Despite the nonchalance of the makers, Madhuri looks gorgeous; her grace can’t hide behind the ugliness of the production. It is obvious why she agreed to do it. This is a film driven by popular stars Ranbir Kapoor and Deepika Padukone. It has great music, slick production details, beautiful costumes and lavish sets besides charismatic performances. Why did the producer and the film-maker include this song? Either as a statement, having the diva of Bollywood do an item number for your movie, or as a way of reaching the mass audience, beyond the film’s core audience—the multiplex-goers of metros and A-towns. Going by the slight effort that has gone into it, the producer and director don’t seem convinced enough by any of these reasons.
What Ghagra does best is reaffirm the importance of the item song in the insecure life of a Bombay cinema actress. For the producer (and director), the item song is not an aesthetic or plot device. It is a way to amass audiences beyond the multiplex—to throw in a raunchy, objectifiable female element that attracts the whistles. They could do with a Priyanka Chopra or a Madhuri Dixit or just any leggy model from any country in the world. By agreeing to do item numbers, our actresses validate its appeal. In the recent film Shootout at Wadala, directed by Sanjay Gupta, there are three item songs, one of them with Chopra.

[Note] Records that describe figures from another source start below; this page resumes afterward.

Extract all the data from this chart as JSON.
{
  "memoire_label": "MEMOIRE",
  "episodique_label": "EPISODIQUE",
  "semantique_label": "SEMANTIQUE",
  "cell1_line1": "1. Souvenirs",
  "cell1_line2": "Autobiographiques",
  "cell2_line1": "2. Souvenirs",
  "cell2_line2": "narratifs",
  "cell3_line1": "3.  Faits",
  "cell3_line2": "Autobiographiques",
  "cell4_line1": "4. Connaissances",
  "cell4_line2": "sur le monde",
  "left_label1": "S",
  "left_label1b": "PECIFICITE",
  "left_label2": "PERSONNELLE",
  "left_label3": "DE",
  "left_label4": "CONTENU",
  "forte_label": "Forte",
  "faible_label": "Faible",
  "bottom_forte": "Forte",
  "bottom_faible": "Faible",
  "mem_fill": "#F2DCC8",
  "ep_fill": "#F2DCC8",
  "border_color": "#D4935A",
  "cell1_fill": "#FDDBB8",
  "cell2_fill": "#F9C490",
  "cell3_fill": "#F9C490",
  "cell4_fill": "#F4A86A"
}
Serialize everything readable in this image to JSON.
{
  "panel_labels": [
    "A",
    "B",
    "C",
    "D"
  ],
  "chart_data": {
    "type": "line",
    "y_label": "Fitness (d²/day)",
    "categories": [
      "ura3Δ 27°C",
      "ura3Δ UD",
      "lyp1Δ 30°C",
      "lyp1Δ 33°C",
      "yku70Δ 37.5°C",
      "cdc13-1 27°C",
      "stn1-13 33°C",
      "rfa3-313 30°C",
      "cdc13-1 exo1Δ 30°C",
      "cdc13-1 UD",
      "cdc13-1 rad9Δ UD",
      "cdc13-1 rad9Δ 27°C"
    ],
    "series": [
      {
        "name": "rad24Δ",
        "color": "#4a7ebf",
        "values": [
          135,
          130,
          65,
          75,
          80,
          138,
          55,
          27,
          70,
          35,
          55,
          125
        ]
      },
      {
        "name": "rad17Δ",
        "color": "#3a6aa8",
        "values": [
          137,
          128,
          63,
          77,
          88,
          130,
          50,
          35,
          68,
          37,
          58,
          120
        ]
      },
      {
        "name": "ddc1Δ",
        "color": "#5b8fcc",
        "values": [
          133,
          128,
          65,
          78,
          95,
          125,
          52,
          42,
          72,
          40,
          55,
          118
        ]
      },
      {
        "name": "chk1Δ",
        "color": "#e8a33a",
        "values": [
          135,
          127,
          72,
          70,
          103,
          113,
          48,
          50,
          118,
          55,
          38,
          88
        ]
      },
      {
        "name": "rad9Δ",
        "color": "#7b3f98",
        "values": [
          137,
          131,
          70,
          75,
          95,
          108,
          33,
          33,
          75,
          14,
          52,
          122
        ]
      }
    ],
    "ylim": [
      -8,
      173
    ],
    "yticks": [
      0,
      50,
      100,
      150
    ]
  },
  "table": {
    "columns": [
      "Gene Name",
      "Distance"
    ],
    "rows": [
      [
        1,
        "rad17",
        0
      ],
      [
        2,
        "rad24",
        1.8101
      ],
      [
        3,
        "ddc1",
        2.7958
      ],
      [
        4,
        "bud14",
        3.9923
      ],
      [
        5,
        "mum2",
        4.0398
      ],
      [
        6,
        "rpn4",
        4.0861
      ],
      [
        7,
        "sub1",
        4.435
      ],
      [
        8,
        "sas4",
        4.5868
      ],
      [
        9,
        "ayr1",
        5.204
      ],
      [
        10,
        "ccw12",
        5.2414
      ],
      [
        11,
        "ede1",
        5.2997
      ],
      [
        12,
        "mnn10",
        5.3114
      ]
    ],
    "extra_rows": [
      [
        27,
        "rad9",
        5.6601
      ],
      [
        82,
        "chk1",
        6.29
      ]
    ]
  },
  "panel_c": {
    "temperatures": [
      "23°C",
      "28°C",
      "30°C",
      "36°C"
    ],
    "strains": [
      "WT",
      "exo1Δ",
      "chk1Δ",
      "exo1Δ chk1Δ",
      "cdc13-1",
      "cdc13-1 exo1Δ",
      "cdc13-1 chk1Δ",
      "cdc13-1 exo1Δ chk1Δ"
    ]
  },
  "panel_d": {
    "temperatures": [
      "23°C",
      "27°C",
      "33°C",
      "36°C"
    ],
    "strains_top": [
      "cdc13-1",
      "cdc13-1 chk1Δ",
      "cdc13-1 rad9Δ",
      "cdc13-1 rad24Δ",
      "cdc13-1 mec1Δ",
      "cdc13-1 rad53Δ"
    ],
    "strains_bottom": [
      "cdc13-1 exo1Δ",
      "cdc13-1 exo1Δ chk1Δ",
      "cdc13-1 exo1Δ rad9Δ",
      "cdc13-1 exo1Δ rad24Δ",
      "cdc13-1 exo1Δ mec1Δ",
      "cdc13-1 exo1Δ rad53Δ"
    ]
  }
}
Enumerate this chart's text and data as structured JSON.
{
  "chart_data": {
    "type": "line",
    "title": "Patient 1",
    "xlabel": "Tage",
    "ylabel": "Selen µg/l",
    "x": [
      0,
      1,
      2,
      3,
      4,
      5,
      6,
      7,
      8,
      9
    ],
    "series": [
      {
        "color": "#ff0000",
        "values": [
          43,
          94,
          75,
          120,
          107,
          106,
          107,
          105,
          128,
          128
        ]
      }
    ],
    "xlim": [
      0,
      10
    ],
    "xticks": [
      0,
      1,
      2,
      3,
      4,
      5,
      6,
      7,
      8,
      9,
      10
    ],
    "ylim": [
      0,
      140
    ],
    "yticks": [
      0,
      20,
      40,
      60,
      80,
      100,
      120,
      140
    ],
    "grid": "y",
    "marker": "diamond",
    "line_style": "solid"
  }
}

The “item girl” is a superficially evolved vamp. Once it was a way of distinguishing women who showed their skin and consequently never married the hero. The best vamps are unforgettable in their signature swagger and style. Madhuri made the dance number a reason a producer made money. Today, the dance number is pointless except for the actress or starlet who needs some eyeballs. It is humdrum and asinine, unable to even offend the moral edifices of prudes. For the item song to make sense, it needs money, imagination and some balls—it can’t be just a floating device for actresses.